Using coupons and discounts to drive sales is smart because 90 percent of consumers use them, according to the Valassis 2017 Coupon Intelligence Report. However, discounting your services or products is inherently dangerous because you have to sell more to make the same amount of revenue. Therefore, if you don’t choose the right type of discount, or don’t do the math, you’re more likely to lose money.

However, when done right, there’s an opportunity to make upwards of $29K in monthly revenue from coupons alone, according to a 2016 retailer coupon survey.

To make your coupons more valuable, use the following tips:

  • Choose the right type: The same retailer survey found that Sitewide, All Products (discounts that can be applied to any product on the site) was the most effective discount for maximizing sales.
  • Choose the right amount: When you know your profit margin, you can determine how much a discount will cut into revenue and then make a plan to maintain that margin.
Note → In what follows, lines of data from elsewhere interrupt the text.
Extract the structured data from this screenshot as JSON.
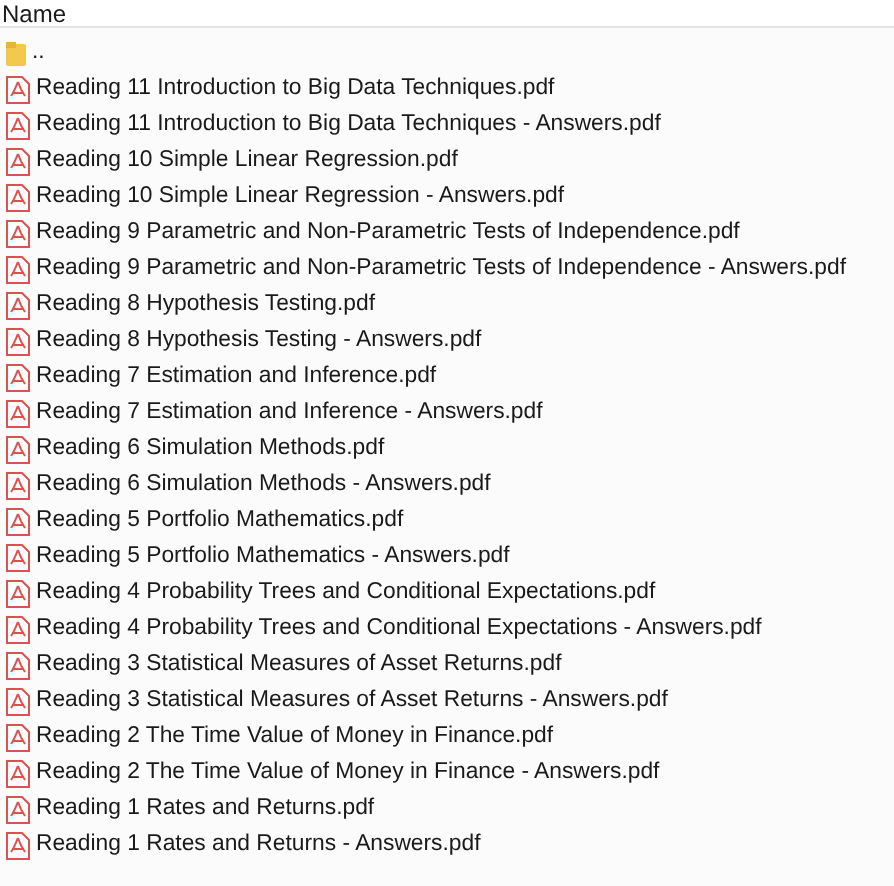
{
  "header": {
    "label": "Name"
  },
  "items": [
    {
      "kind": "folder",
      "name": ".."
    },
    {
      "kind": "pdf",
      "name": "Reading 11 Introduction to Big Data Techniques.pdf"
    },
    {
      "kind": "pdf",
      "name": "Reading 11 Introduction to Big Data Techniques - Answers.pdf"
    },
    {
      "kind": "pdf",
      "name": "Reading 10 Simple Linear Regression.pdf"
    },
    {
      "kind": "pdf",
      "name": "Reading 10 Simple Linear Regression - Answers.pdf"
    },
    {
      "kind": "pdf",
      "name": "Reading 9 Parametric and Non-Parametric Tests of Independence.pdf"
    },
    {
      "kind": "pdf",
      "name": "Reading 9 Parametric and Non-Parametric Tests of Independence - Answers.pdf"
    },
    {
      "kind": "pdf",
      "name": "Reading 8 Hypothesis Testing.pdf"
    },
    {
      "kind": "pdf",
      "name": "Reading 8 Hypothesis Testing - Answers.pdf"
    },
    {
      "kind": "pdf",
      "name": "Reading 7 Estimation and Inference.pdf"
    },
    {
      "kind": "pdf",
      "name": "Reading 7 Estimation and Inference - Answers.pdf"
    },
    {
      "kind": "pdf",
      "name": "Reading 6 Simulation Methods.pdf"
    },
    {
      "kind": "pdf",
      "name": "Reading 6 Simulation Methods - Answers.pdf"
    },
    {
      "kind": "pdf",
      "name": "Reading 5 Portfolio Mathematics.pdf"
    },
    {
      "kind": "pdf",
      "name": "Reading 5 Portfolio Mathematics - Answers.pdf"
    },
    {
      "kind": "pdf",
      "name": "Reading 4 Probability Trees and Conditional Expectations.pdf"
    },
    {
      "kind": "pdf",
      "name": "Reading 4 Probability Trees and Conditional Expectations - Answers.pdf"
    },
    {
      "kind": "pdf",
      "name": "Reading 3 Statistical Measures of Asset Returns.pdf"
    },
    {
      "kind": "pdf",
      "name": "Reading 3 Statistical Measures of Asset Returns - Answers.pdf"
    },
    {
      "kind": "pdf",
      "name": "Reading 2 The Time Value of Money in Finance.pdf"
    },
    {
      "kind": "pdf",
      "name": "Reading 2 The Time Value of Money in Finance - Answers.pdf"
    },
    {
      "kind": "pdf",
      "name": "Reading 1 Rates and Returns.pdf"
    },
    {
      "kind": "pdf",
      "name": "Reading 1 Rates and Returns - Answers.pdf"
    }
  ]
}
To find your profit margin, use the following equation:
  • (retail price – cost) ÷ (retail price)
  • Do the same for the discounted price; determine the difference between the two, and make a plan for how you’ll reach the same amount of revenue, or more.

Incorrect Product Pricing

Whether you price too high to too low, you risk losing money. Price your product too low, and you devalue your product or service. That’s not all: “If you set your prices too low, more customers will buy your products. Sure, a lot of people buying products is a good thing. But, the prices might be so low that you barely turn a profit. People might be willing to pay more than your ultra-low price,” says Mike Kappel, CEO and founder of Patriot Software.

Price it too high, on the other hand, and you’ll lose customers who want to pay less for the product or service and can with a competitor. In either case, you lose—which is why it’s time to revisit your pricing. Use the equations and guidance from Strategic CFO to determine markup, operating profit margin ratio analysis and more.

Get It Back

There are many ways your business could be losing money, and these are just five common mistakes. Keep them in mind as you assess why your business is losing money and how to gain it back.